Мелькнула мысль о цветке и уплыла куда-то, а Павловна сидит, сидит…
Села отдохнуть на минутку, да и задумалась, а о чем — и сама не скажет: сразу обо всем думается. О детях — трое их, а возле нее ни одного не осталось, разлетелись, как птенцы из гнезда; о сестре — муж у нее тяжело болен, «война выходит», в больнице лежит, как бы не умер; о брате Платоне — у того жена при смерти, умрет — что делать будет: один мужик, старый… О себе — тоже стара уж, седьмой десяток на исходе, уставать стала… Вот как теперь: села и не встать. А что делала? И деланного-то не видно. В магазин за хлебом сходила, чаю попила, потом а погреб полезла — остатки картошки перебрала, ростки пообрывала — прорастает, весну почуяла. А после взяла бидончик да со школьного колодца воды на борщ принесла. Воды припасла, а борщ варить не захотелось — устала. Раньше, бывало, по два ведра на коромысле носила, а огород поливать из ближнего колодца — так и все три: два на коромысле, одно в руке, а теперь — бидончик… Вот и всех делов, а руки-ноги ноют, и спину ломит, будто целый день цепом молотила. Вставать не хочется, думки разные бегут, бегут. Не успеет Павловна одну как следует обдумать, тут же другая набегает, третья… Будто волны, ни конца, ни края им.
Совсем стемнело, свет бы включить, да ни к чему… Сидит Павловна, смотрит в окно, в которое видна красная полоска зари, определяет: «Ветер будет… И мороз, небо все высветлилось».
Задумалась и не услышала, как скрипнула сенишная дверь и как кто-то долго скребся в кухонную, отыскивал защепку.
— Чи дома нема? — раздался голос Катерины Неботовой. — Все пооткрывато, а свет не горит…
Павловна вздрогнула от неожиданности, отозвалась, оправдываясь:
— Да сижу вот, сумерничаю… Воды со школы принесла, присела отдохнуть, а подняться уже и силов нема. А ты как прошла незаметно? Вроде ж я в окно гляжу — никто не мелькал… Совсем бабкой стала: недослышу, недовижу. Зажги там свет.
Щелкнул выключатель, зажмурилась Павловна от яркого света, подняла руки, будто обороняясь:
— Дужа большую лампочку вкрутил твой Федор, никак не привыкну. Сказала ему: «На што мне стольки света?» А он: «Больше света — в хате веселей. Да и поделать што — виднее: письма сынам писать или пошить што — нитку в иголку вдеть…» А мне нитку вдеть уже никакой свет не помогает.

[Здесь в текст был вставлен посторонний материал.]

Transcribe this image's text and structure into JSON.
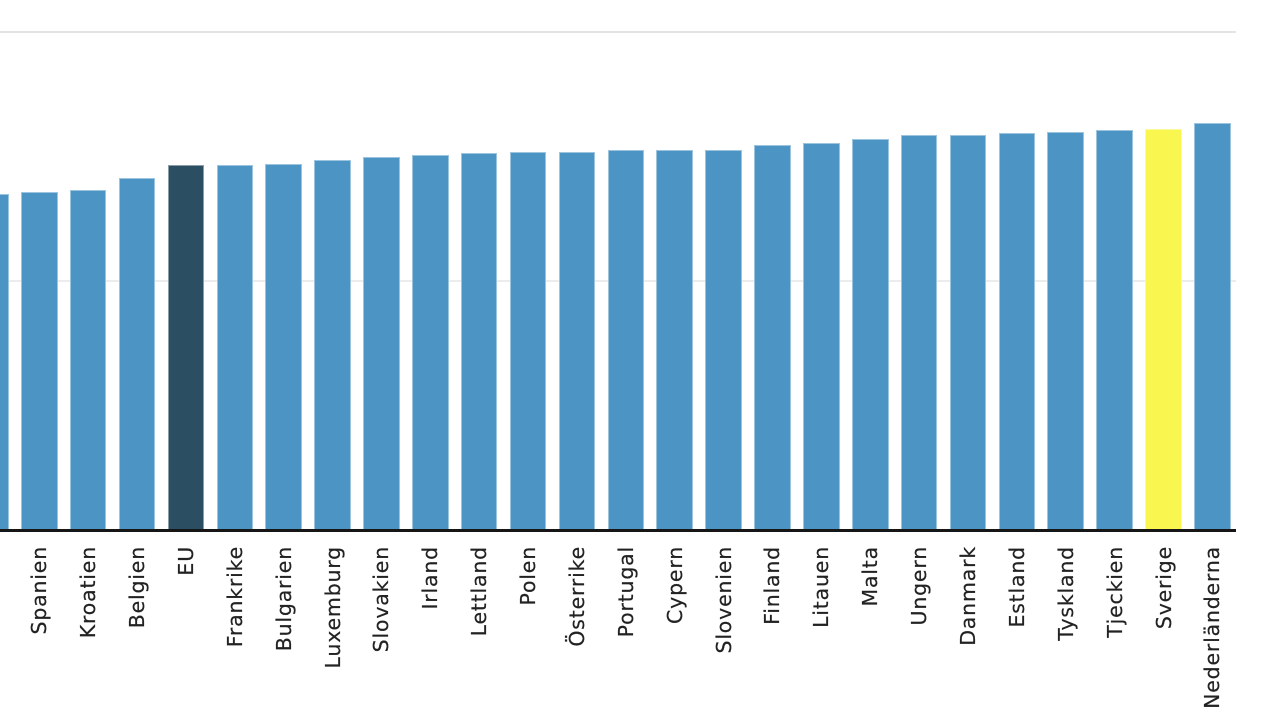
{
  "chart_data": {
    "type": "bar",
    "categories": [
      "",
      "Spanien",
      "Kroatien",
      "Belgien",
      "EU",
      "Frankrike",
      "Bulgarien",
      "Luxemburg",
      "Slovakien",
      "Irland",
      "Lettland",
      "Polen",
      "Österrike",
      "Portugal",
      "Cypern",
      "Slovenien",
      "Finland",
      "Litauen",
      "Malta",
      "Ungern",
      "Danmark",
      "Estland",
      "Tyskland",
      "Tjeckien",
      "Sverige",
      "Nederländerna"
    ],
    "values": [
      67.3,
      67.7,
      68.2,
      70.6,
      73.2,
      73.1,
      73.3,
      74.1,
      74.8,
      75.2,
      75.6,
      75.8,
      75.8,
      76.2,
      76.2,
      76.2,
      77.2,
      77.6,
      78.4,
      79.2,
      79.2,
      79.6,
      79.8,
      80.2,
      80.4,
      81.6
    ],
    "title": "",
    "xlabel": "",
    "ylabel": "",
    "ylim": [
      0,
      100
    ],
    "gridline_values": [
      50,
      100
    ],
    "legend": "none",
    "first_bar_clipped_at_left_edge": true,
    "special_bars": {
      "EU": "eu_bar",
      "Sverige": "highlight_bar"
    }
  },
  "colors": {
    "bar": "#4B94C4",
    "eu_bar": "#2B4E63",
    "highlight_bar": "#F8F64F",
    "axis": "#161616",
    "grid_top": "#E4E4E4",
    "grid_mid": "#ECECEC",
    "label": "#222222",
    "background": "#FFFFFF"
  }
}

— О, он свет любить! Дома везде лампочек понавешал: и в сарае, и в погребе… — быстро подхватила разговор Неботова и тут же оборвала его, улыбнулась ласково. Тонкие морщинки разбежались от уголков рта, лицо потеплело: — А я к вам с подарком. — И она невольно бросила взгляд на топырившуюся бугром фуфайку.
— Рано подарки, именины мои ишо не скоро, — сказала Павловна, взглянув на соседку: — Глянь, да и правда штось принесла? — Она ткнула пальцем в фуфайку. — Мягкое…
— Помощника вам, штоб не скуплю было. — Неботова отстегнула пуговицу и бережно опустила щенка на пол. — Вот вам!
— Ой, боже ж мой! — всплеснула Павловна руками. — Манюпенький какой! — Она сползла со стула, присела на корточки: — Да што ж это такое? Вроде собака, а ухи… А, Кать?
Засмеялась Неботова:
— Ото ж и нашим ухи понравились. Порода такая, из ученых.
— Ой-ей-ей… — запричитала Павловна. — Да дужа ж маленький. Ему ж соска ишо нужна, молоко. А где я ему молока наберусь?